Claire sat back down at her desk in Sean’s office and looked
longingly through the window to outside, where the sun was shining in a
cloudless blue sky.

She considered looking at clothes online, but reminded
herself she was supposed to be conserving money and not spending it, at least
until she had a new job. She went to one of her favorite celebrity gossip sites,
where she was immediately assaulted with a photo of her ex-employer frolicking
on a beach in an exotic locale, along with Claire’s ex-boyfriend, Carlysle.
Claire quickly clicked off the site and exited the Internet.

Her head still ached, not only from the death-grip of her
lingering hangover, but from hearing Pip bang away with a hammer in Sean’s
office, where he was installing built-in book cases.

Her phone trilled that she had a text message, and it was
from her make-up artist friend. It was just as Claire suspected; Eve was
rumored to have had an affair with a married senator. The pregnancy wasn’t
mentioned, but Eve had probably been able to hide it up until recently.

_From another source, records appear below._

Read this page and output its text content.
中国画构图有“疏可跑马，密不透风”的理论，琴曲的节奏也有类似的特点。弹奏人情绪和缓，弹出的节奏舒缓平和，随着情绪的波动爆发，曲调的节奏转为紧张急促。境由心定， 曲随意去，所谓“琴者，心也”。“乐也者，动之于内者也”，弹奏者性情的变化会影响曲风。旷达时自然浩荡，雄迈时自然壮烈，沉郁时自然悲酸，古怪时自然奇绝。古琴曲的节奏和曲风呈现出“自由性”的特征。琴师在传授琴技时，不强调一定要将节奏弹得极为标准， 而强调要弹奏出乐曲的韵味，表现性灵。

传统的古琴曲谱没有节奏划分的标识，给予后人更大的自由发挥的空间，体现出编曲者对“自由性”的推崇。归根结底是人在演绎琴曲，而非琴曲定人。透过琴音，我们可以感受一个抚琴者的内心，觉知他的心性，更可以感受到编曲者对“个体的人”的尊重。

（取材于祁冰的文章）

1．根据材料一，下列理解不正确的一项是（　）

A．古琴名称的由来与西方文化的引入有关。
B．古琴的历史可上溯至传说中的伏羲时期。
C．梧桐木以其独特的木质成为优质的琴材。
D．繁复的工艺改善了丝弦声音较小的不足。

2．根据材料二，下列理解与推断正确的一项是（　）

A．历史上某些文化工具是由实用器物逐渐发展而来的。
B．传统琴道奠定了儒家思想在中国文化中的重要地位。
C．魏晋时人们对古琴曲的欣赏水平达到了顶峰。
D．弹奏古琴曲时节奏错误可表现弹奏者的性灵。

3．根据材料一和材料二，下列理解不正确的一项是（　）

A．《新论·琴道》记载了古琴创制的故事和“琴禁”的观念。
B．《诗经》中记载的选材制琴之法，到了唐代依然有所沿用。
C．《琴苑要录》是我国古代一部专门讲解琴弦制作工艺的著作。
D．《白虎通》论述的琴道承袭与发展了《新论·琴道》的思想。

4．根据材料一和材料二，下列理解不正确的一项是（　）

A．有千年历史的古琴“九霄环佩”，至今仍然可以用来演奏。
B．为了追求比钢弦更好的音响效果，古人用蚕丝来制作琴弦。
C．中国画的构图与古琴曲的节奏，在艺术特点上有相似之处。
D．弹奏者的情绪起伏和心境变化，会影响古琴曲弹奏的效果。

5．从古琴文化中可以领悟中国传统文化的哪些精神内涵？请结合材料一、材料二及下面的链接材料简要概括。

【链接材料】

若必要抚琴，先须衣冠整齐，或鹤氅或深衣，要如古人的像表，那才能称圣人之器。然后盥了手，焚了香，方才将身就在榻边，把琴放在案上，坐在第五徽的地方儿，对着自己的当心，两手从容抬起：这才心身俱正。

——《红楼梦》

There was no doubt in Claire’s mind that Eve needed Ed to be
the father in order to cover up that affair. Eve must have known about the
pregnancy before she arranged to meet with Ed in Atlanta. Claire didn’t know
anything about being pregnant, but she knew quite a bit about actresses faking
pregnancies. Eve looked further along than four months. Too bad her mother was
in Myrtle Beach; Claire would like to have a former nurse and mother look at
Eve and give her opinion about how far along she actually was.

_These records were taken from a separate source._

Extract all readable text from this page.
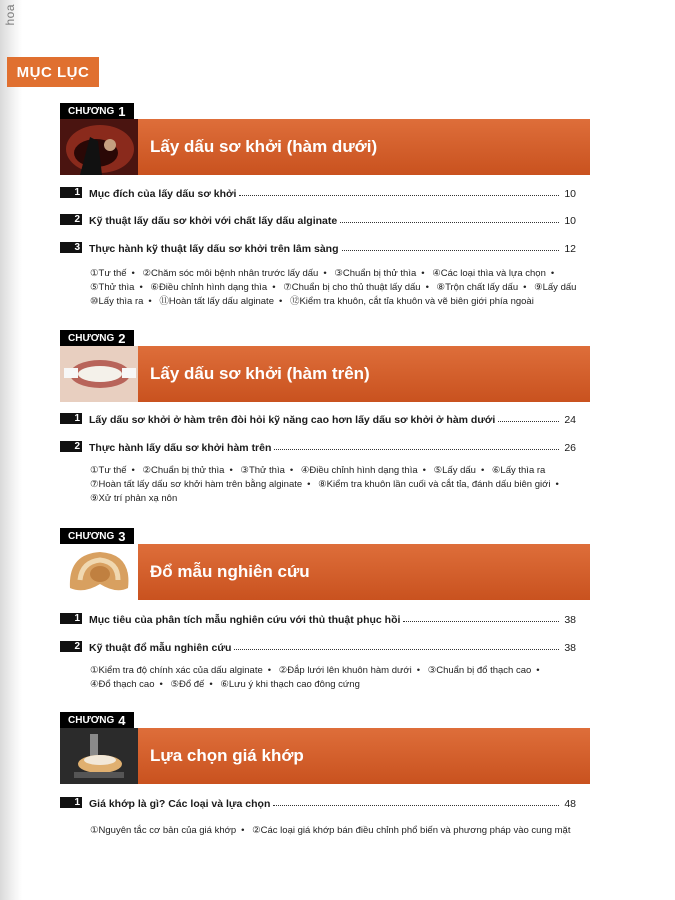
hoa
MỤC LỤC
CHƯƠNG 1
Lấy dấu sơ khởi (hàm dưới)
1 Mục đích của lấy dấu sơ khởi	10
2 Kỹ thuật lấy dấu sơ khởi với chất lấy dấu alginate	10
3 Thực hành kỹ thuật lấy dấu sơ khởi trên lâm sàng	12
①Tư thế • ②Chăm sóc môi bệnh nhân trước lấy dấu • ③Chuẩn bị thử thìa • ④Các loại thìa và lựa chọn •
⑤Thử thìa • ⑥Điều chỉnh hình dạng thìa • ⑦Chuẩn bị cho thủ thuật lấy dấu • ⑧Trộn chất lấy dấu • ⑨Lấy dấu
⑩Lấy thìa ra • ⑪Hoàn tất lấy dấu alginate • ⑫Kiểm tra khuôn, cắt tỉa khuôn và vẽ biên giới phía ngoài
CHƯƠNG 2
Lấy dấu sơ khởi (hàm trên)
1 Lấy dấu sơ khởi ở hàm trên đòi hỏi kỹ năng cao hơn lấy dấu sơ khởi ở hàm dưới	24
2 Thực hành lấy dấu sơ khởi hàm trên	26
①Tư thế • ②Chuẩn bị thử thìa • ③Thử thìa • ④Điều chỉnh hình dạng thìa • ⑤Lấy dấu • ⑥Lấy thìa ra
⑦Hoàn tất lấy dấu sơ khởi hàm trên bằng alginate • ⑧Kiểm tra khuôn lần cuối và cắt tỉa, đánh dấu biên giới •
⑨Xử trí phản xạ nôn
CHƯƠNG 3
Đổ mẫu nghiên cứu
1 Mục tiêu của phân tích mẫu nghiên cứu với thủ thuật phục hồi	38
2 Kỹ thuật đổ mẫu nghiên cứu	38
①Kiểm tra độ chính xác của dấu alginate • ②Đắp lưới lên khuôn hàm dưới • ③Chuẩn bị đổ thạch cao •
④Đổ thạch cao • ⑤Đổ đế • ⑥Lưu ý khi thạch cao đông cứng
CHƯƠNG 4
Lựa chọn giá khớp
1 Giá khớp là gì? Các loại và lựa chọn	48
①Nguyên tắc cơ bản của giá khớp • ②Các loại giá khớp bán điều chỉnh phổ biến và phương pháp vào cung mặt
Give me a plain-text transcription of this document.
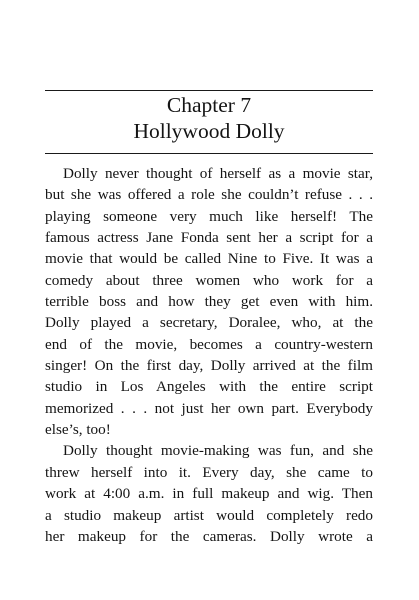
Chapter 7
Hollywood Dolly
Dolly never thought of herself as a movie star,
but she was offered a role she couldn’t refuse . . .
playing someone very much like herself! The
famous actress Jane Fonda sent her a script for a
movie that would be called Nine to Five. It was a
comedy about three women who work for a
terrible boss and how they get even with him.
Dolly played a secretary, Doralee, who, at the
end of the movie, becomes a country-western
singer! On the first day, Dolly arrived at the film
studio in Los Angeles with the entire script
memorized . . . not just her own part. Everybody
else’s, too!
Dolly thought movie-making was fun, and she
threw herself into it. Every day, she came to
work at 4:00 a.m. in full makeup and wig. Then
a studio makeup artist would completely redo
her makeup for the cameras. Dolly wrote a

Now, how to get Eve to confess this to Ed?

She needed some serious think time.

Claire went to the front door and used a piece of scrap wood
to wedge it open. Fresh air whirled through the open doorway and stirred the
papers on the desk. Claire breathed in deeply and made an executive decision.

Ten minutes later she was sitting right outside the office
at a small table she had carried out there, with Sean’s cordless office phone
and an iced coffee from Little Bear Books. She gathered her hair up into a
messy knot and shed the cardigan she wore over her sleeveless top, the better
to feel the delicious breeze on her bare arms and neck. She closed her eyes
behind her sunglasses, in preparation to have a good, long think.

A little while later, she heard a noise, and when she opened
her eyes, Ed was standing there.

“Working hard?” he asked her.

Claire showed him the stack of Sean’s business cards on the
table, weighted down with a rock. She offered him one, which he declined.

“Public relations, huh?”

“Mm hmm,” she replied.

“It looks more like basking in the sunshine,” he said. “Mind
if I join you?”

Claire gestured with her hand to show that he was welcome.
Ed went inside, carried out a chair, and sat down across from her.

The banging in the back of the office stopped, and then the
whine of a circular saw could be heard.

 “That Pip?” he asked.

“The one and only,” she replied.

“I was so caught up in my own drama this morning I forgot to
ask, how are you?”

“At loose ends,” she said. “I haven’t been offered the Eldridge
job, and this is only temporary until Sean comes back from the beach and hires someone
permanent.”

“Melissa took secretarial training in prison,” he said.
“She’d probably appreciate the opportunity.”

“We talked about that,” Claire said. “We all love Melissa
but here’s the thing: he’s concerned about her grammar, which is atrocious, and
he’s not sure how his clients would feel about her being an ex-con. She could
work on the grammar, but the federal record is not going to go away.”

“Valid concerns,” Ed said. “I wish it wasn’t that way, but
here we are.”

“Let me tell you what I did all day yesterday,” she said. “I
had Cameron Crowe’s website open on one tab, where I could read his interviews
with seventies rock stars, and I had a video website open on another tab, so I
could watch performances of the music they talked about in the interviews.”